Figma spikes after reporting better-than-expected Q4 results, blowout Q1 and full-year sales guidance
Figma reported Q4 results that exceeded Wall Street’s expectations and robust sales guidance for the current quarter and full year.
Shares are spiking in after-hours trading.
For the final three months of 2025, the digital design and development platform company reported:
Revenue of $303.8 million, compared to the $293.1 million analysts were penciling in.
Adjusted earnings per share of $0.08, compared to the $0.07 analysts polled by Bloomberg expected.
For sales, management expects:
Q1 revenue between $315 million and $317 million (estimate: $293.6 million).

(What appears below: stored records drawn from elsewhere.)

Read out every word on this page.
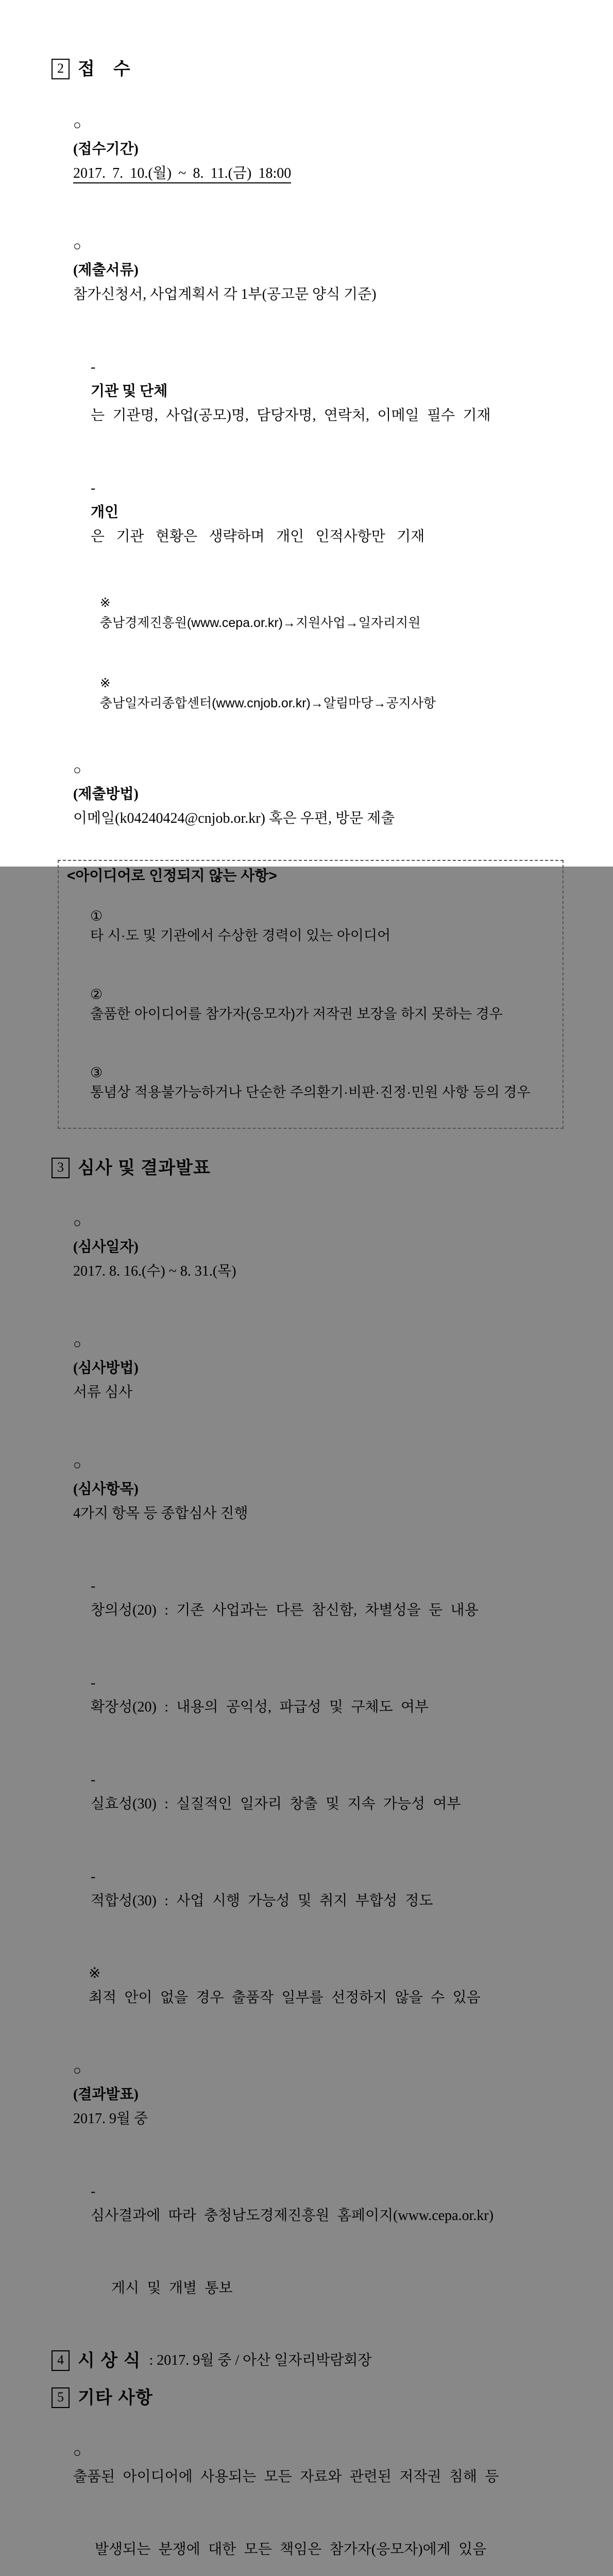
2 접　수

○
(접수기간)
2017. 7. 10.(월) ~ 8. 11.(금) 18:00

○
(제출서류)
참가신청서, 사업계획서 각 1부(공고문 양식 기준)

-
기관 및 단체
는 기관명, 사업(공모)명, 담당자명, 연락처, 이메일 필수 기재

-
개인
은 기관 현황은 생략하며 개인 인적사항만 기재

※
충남경제진흥원(www.cepa.or.kr)→지원사업→일자리지원

※
충남일자리종합센터(www.cnjob.or.kr)→알림마당→공지사항

○
(제출방법)
이메일(k04240424@cnjob.or.kr) 혹은 우편, 방문 제출

<아이디어로 인정되지 않는 사항>

①
타 시·도 및 기관에서 수상한 경력이 있는 아이디어

②
출품한 아이디어를 참가자(응모자)가 저작권 보장을 하지 못하는 경우

③
통념상 적용불가능하거나 단순한 주의환기·비판·진정·민원 사항 등의 경우

3 심사 및 결과발표

○
(심사일자)
2017. 8. 16.(수) ~ 8. 31.(목)

○
(심사방법)
서류 심사

○
(심사항목)
4가지 항목 등 종합심사 진행

-
창의성(20) : 기존 사업과는 다른 참신함, 차별성을 둔 내용

-
확장성(20) : 내용의 공익성, 파급성 및 구체도 여부

-
실효성(30) : 실질적인 일자리 창출 및 지속 가능성 여부

-
적합성(30) : 사업 시행 가능성 및 취지 부합성 정도

※
최적 안이 없을 경우 출품작 일부를 선정하지 않을 수 있음

○
(결과발표)
2017. 9월 중

-
심사결과에 따라 충청남도경제진흥원 홈페이지(www.cepa.or.kr)

게시 및 개별 통보

4 시 상 식 : 2017. 9월 중 / 아산 일자리박람회장
5 기타 사항

○
출품된 아이디어에 사용되는 모든 자료와 관련된 저작권 침해 등

발생되는 분쟁에 대한 모든 책임은 참가자(응모자)에게 있음
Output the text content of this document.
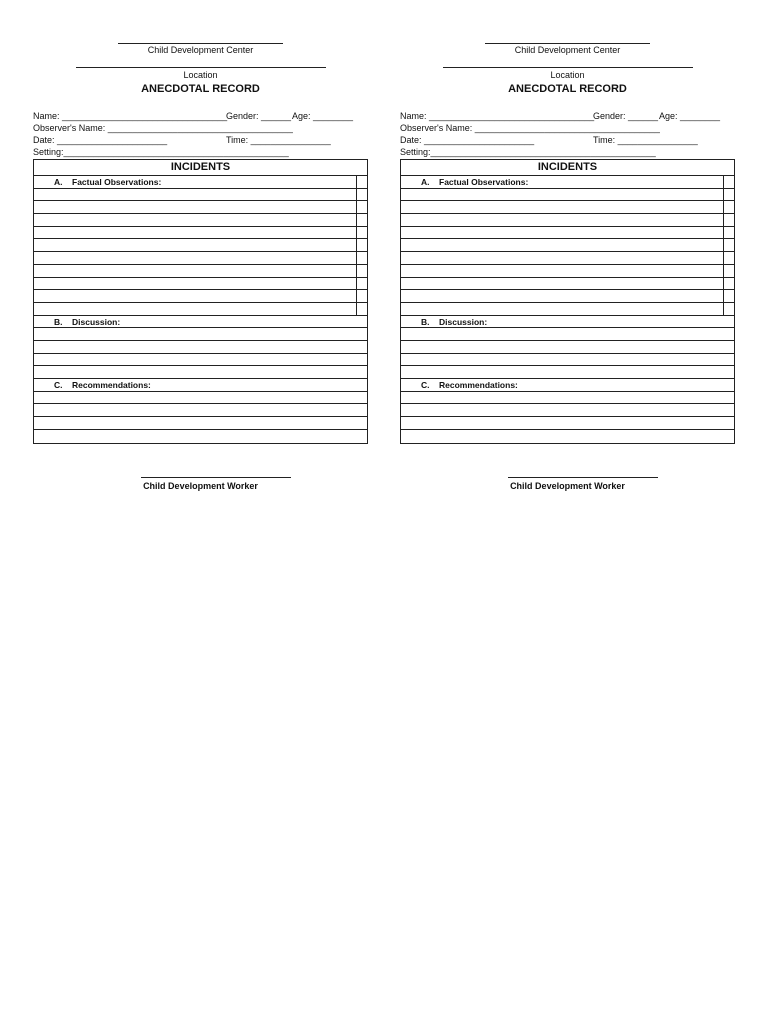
Child Development Center
Location
ANECDOTAL RECORD
Name: _________________________________
Gender: ______ Age: ________
Observer's Name: _____________________________________
Date: ______________________	Time: ________________
Setting:_____________________________________________
INCIDENTS
A. Factual Observations:
B. Discussion:
C. Recommendations:
Child Development Worker
Child Development Center
Location
ANECDOTAL RECORD
Name: _________________________________
Gender: ______ Age: ________
Observer's Name: _____________________________________
Date: ______________________	Time: ________________
Setting:_____________________________________________
INCIDENTS
A. Factual Observations:
B. Discussion:
C. Recommendations:
Child Development Worker
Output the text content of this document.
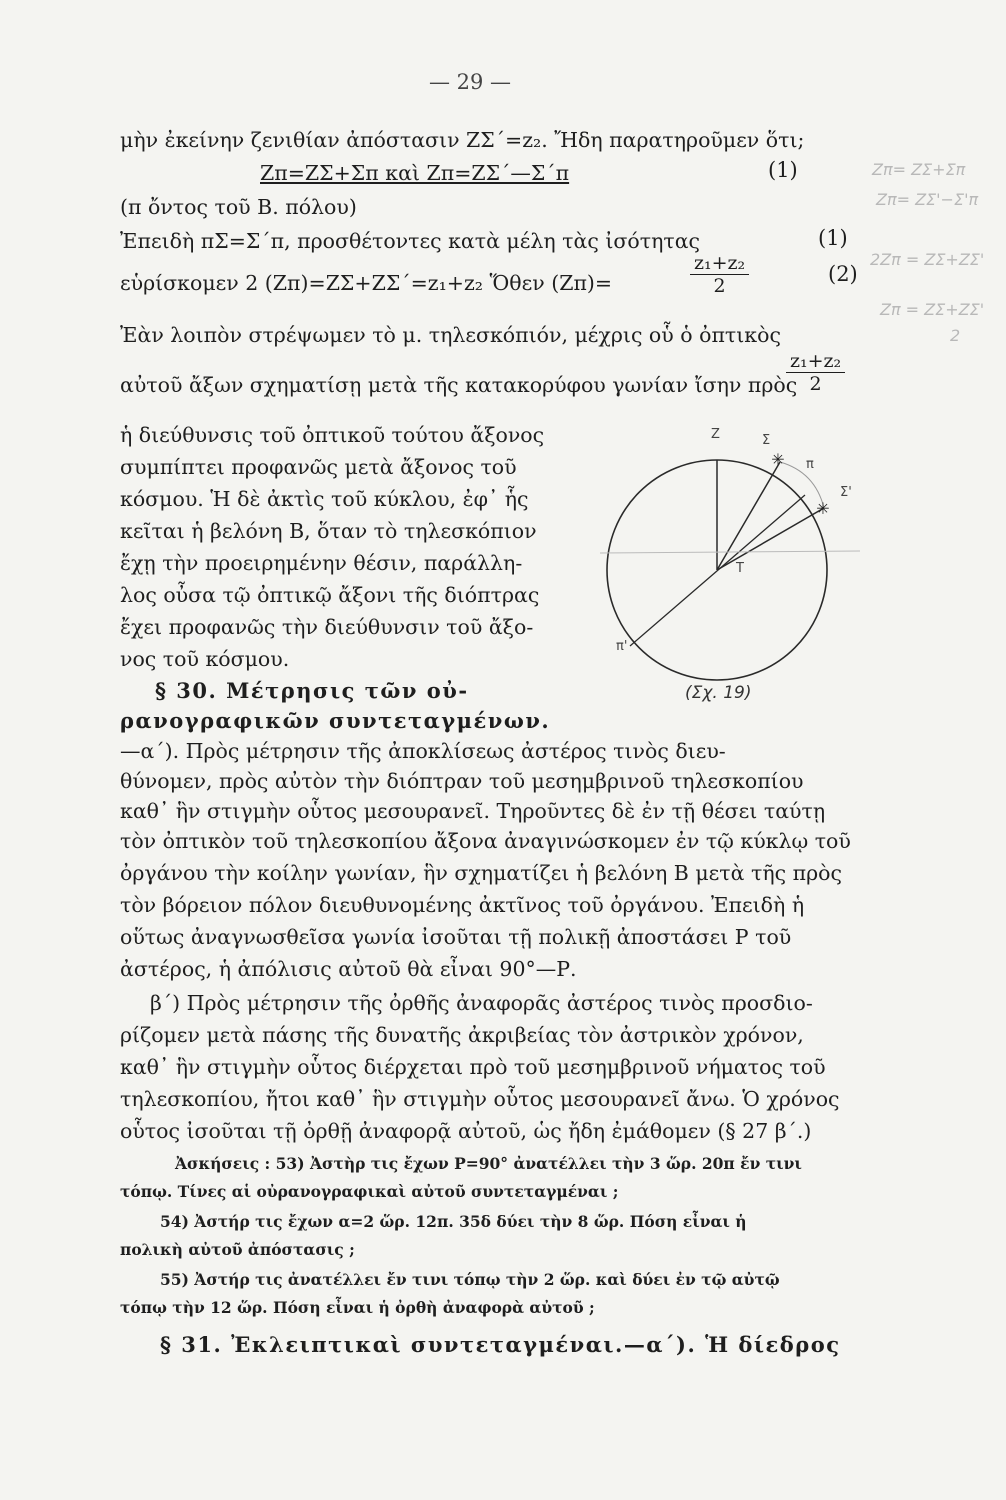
— 29 —
μὴν ἐκείνην ζενιθίαν ἀπόστασιν ΖΣ΄=z₂. Ἤδη παρατηροῦμεν ὅτι;
Ζπ=ΖΣ+Σπ καὶ Ζπ=ΖΣ΄—Σ΄π	(1)
(π ὄντος τοῦ Β. πόλου)
Ἐπειδὴ πΣ=Σ΄π, προσθέτοντες κατὰ μέλη τὰς ἰσότητας	(1)
εὑρίσκομεν 2 (Ζπ)=ΖΣ+ΖΣ΄=z₁+z₂ Ὅθεν (Ζπ)=	$\frac{\text{z₁+z₂}}{2}$	(2)
Ἐὰν λοιπὸν στρέψωμεν τὸ μ. τηλεσκόπιόν, μέχρις οὗ ὁ ὀπτικὸς
αὐτοῦ ἄξων σχηματίσῃ μετὰ τῆς κατακορύφου γωνίαν ἴσην πρὸς
$\frac{\text{z₁+z₂}}{2}$
ἡ διεύθυνσις τοῦ ὀπτικοῦ τούτου ἄξονος
συμπίπτει προφανῶς μετὰ ἄξονος τοῦ
κόσμου. Ἡ δὲ ἀκτὶς τοῦ κύκλου, ἐφ᾽ ἧς
κεῖται ἡ βελόνη Β, ὅταν τὸ τηλεσκόπιον
ἔχῃ τὴν προειρημένην θέσιν, παράλλη-
λος οὖσα τῷ ὀπτικῷ ἄξονι τῆς διόπτρας
ἔχει προφανῶς τὴν διεύθυνσιν τοῦ ἄξο-
νος τοῦ κόσμου.
§ 30. Μέτρησις τῶν οὐ-
ρανογραφικῶν συντεταγμένων.
✳
✳
Z	Σ
π
Σ'
T
π'
(Σχ. 19)
—α΄). Πρὸς μέτρησιν τῆς ἀποκλίσεως ἀστέρος τινὸς διευ-
θύνομεν, πρὸς αὐτὸν τὴν διόπτραν τοῦ μεσημβρινοῦ τηλεσκοπίου
καθ᾽ ἣν στιγμὴν οὗτος μεσουρανεῖ. Τηροῦντες δὲ ἐν τῇ θέσει ταύτῃ
τὸν ὀπτικὸν τοῦ τηλεσκοπίου ἄξονα ἀναγινώσκομεν ἐν τῷ κύκλῳ τοῦ
ὀργάνου τὴν κοίλην γωνίαν, ἣν σχηματίζει ἡ βελόνη Β μετὰ τῆς πρὸς
τὸν βόρειον πόλον διευθυνομένης ἀκτῖνος τοῦ ὀργάνου. Ἐπειδὴ ἡ
οὕτως ἀναγνωσθεῖσα γωνία ἰσοῦται τῇ πολικῇ ἀποστάσει Ρ τοῦ
ἀστέρος, ἡ ἀπόλισις αὐτοῦ θὰ εἶναι 90°—Ρ.
β΄) Πρὸς μέτρησιν τῆς ὀρθῆς ἀναφορᾶς ἀστέρος τινὸς προσδιο-
ρίζομεν μετὰ πάσης τῆς δυνατῆς ἀκριβείας τὸν ἀστρικὸν χρόνον,
καθ᾽ ἣν στιγμὴν οὗτος διέρχεται πρὸ τοῦ μεσημβρινοῦ νήματος τοῦ
τηλεσκοπίου, ἤτοι καθ᾽ ἣν στιγμὴν οὗτος μεσουρανεῖ ἄνω. Ὁ χρόνος
οὗτος ἰσοῦται τῇ ὀρθῇ ἀναφορᾷ αὐτοῦ, ὡς ἤδη ἐμάθομεν (§ 27 β΄.)
Ἀσκήσεις : 53) Ἀστὴρ τις ἔχων Ρ=90° ἀνατέλλει τὴν 3 ὥρ. 20π ἔν τινι
τόπῳ. Τίνες αἱ οὐρανογραφικαὶ αὐτοῦ συντεταγμέναι ;
54) Ἀστήρ τις ἔχων α=2 ὥρ. 12π. 35δ δύει τὴν 8 ὥρ. Πόση εἶναι ἡ
πολικὴ αὐτοῦ ἀπόστασις ;
55) Ἀστήρ τις ἀνατέλλει ἔν τινι τόπῳ τὴν 2 ὥρ. καὶ δύει ἐν τῷ αὐτῷ
τόπῳ τὴν 12 ὥρ. Πόση εἶναι ἡ ὀρθὴ ἀναφορὰ αὐτοῦ ;
§ 31. Ἐκλειπτικαὶ συντεταγμέναι.—α΄). Ἡ δίεδρος
Zπ= ZΣ+Σπ
Zπ= ZΣ'−Σ'π
2Zπ = ZΣ+ZΣ'
Zπ = ZΣ+ZΣ'
2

Full-year revenue between $1.366 billion and $1.374 billion (estimate: $1.29 billion).
The lower ends of these ranges are above the highest analyst sales estimates for both Q1 and 2026 as a whole.
This marks the company’s second earnings report since going public over the summer. Its share price has taken a hit this year alongside many of its software peers, and management will be looking to show that AI can be an accelerant, rather than a threat, to its business. On Tuesday, Figma announced a partnership with Anthropic to integrate AI coding tools.
“Our healthy balance sheet and positive free cash flow gives us the flexibility to continue investing in AI and the platform while maintaining financial discipline for sustainable, long-term growth,” CFO Praveer Melwani said in the press release.
As of the close on Wednesday, the stock was down 35% for the year and roughly 80% below its closing level at the time of its July IPO.